Statewide, according to Governor David Paterson, more than 202,000 people were not counted in the 2000 Census.With as much as $400 billion in federal funding allocated based on Census data, “We can and must do better,” he contended. To that end, he said, the state has established the Census Complete Count Campaign.
Local elected officials expressed concern that the maximum number of people in their districts be counted.
Brooklyn Representative Yvette Clarke noted that fewer than 35 percent of the residents of the 11th Congressional District, which she represents, responded to the Census in 2000. “An accurate count of all ethnic communities will highlight their purchasing power and economic impact both in the U.S. and global markets, particularly communities that represent a large part of the African Diaspora,” she emphasized.
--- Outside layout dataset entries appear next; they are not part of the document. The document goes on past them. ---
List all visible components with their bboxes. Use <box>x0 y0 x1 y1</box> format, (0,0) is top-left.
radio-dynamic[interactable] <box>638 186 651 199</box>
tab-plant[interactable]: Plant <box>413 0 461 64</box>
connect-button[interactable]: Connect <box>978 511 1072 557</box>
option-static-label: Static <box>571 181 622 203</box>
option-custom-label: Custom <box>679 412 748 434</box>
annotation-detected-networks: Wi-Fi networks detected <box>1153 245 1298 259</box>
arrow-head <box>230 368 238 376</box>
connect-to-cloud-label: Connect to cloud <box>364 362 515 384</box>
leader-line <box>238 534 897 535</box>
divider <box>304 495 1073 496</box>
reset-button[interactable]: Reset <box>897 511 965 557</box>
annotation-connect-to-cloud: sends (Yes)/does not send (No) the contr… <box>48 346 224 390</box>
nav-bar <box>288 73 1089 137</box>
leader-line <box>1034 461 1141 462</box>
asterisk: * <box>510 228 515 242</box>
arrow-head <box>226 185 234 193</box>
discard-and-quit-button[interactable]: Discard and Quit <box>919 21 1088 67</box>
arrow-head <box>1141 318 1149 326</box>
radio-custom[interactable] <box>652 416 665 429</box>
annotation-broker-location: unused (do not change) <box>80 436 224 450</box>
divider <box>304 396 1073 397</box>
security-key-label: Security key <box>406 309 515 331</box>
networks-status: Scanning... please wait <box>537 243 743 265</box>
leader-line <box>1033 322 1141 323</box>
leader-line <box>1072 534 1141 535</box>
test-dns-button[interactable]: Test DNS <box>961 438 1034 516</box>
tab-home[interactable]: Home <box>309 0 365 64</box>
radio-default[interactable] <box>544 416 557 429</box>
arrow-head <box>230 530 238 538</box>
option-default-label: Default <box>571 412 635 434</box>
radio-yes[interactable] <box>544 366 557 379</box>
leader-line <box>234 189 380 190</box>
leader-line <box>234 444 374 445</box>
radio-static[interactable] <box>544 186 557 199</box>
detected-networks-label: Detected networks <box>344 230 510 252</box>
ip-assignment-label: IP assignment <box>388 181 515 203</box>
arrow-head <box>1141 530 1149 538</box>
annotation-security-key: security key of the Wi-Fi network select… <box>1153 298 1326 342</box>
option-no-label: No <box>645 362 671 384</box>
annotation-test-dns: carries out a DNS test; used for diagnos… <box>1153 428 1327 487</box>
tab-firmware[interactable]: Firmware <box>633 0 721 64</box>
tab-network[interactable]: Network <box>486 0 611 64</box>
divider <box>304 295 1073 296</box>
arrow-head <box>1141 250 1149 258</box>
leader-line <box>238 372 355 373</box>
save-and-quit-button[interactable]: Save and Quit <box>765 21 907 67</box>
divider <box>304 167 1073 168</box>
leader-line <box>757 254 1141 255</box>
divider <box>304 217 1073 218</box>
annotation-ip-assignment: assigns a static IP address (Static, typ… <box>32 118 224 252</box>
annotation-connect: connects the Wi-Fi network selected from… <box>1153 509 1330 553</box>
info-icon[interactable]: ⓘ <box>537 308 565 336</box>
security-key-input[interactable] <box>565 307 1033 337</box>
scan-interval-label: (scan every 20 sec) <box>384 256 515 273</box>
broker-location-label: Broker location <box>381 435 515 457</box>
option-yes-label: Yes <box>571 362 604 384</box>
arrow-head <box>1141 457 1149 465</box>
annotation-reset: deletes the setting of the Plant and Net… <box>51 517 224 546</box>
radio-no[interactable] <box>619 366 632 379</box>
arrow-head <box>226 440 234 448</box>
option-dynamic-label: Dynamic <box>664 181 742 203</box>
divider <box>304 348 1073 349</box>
Representative Nydia Velazquez agreed. “With the 2010 Census, we must put an end to the historical undercount of Hispanic and other minority communities,” Velazquez contended. “A fair and equal count in 2010 will ensure New York’s diverse communities receive vital resources for schools, health care, job training and infrastructure.”
April 1, 2010 is National Census Day. Prior to that, in March, the United States Postal Service will deliver questionnaires to households. Census forms will also be available in March and April at a variety of public locations, for those households that did not receive one. Follow-up will be conducted through August, 2010, to make sure that as many people are counted as possible.
A key fact is that personal information collected through the Census is not shared with other governmental entities, emphasized State Senator John Sampson.
“We want to remind our neighbors their privacy will be protected,” he stressed.“It doesn’t matter if you are not a citizen, or if you have someone living with you the landlord doesn’t know about; the Census is prevented by law from sharing that information.”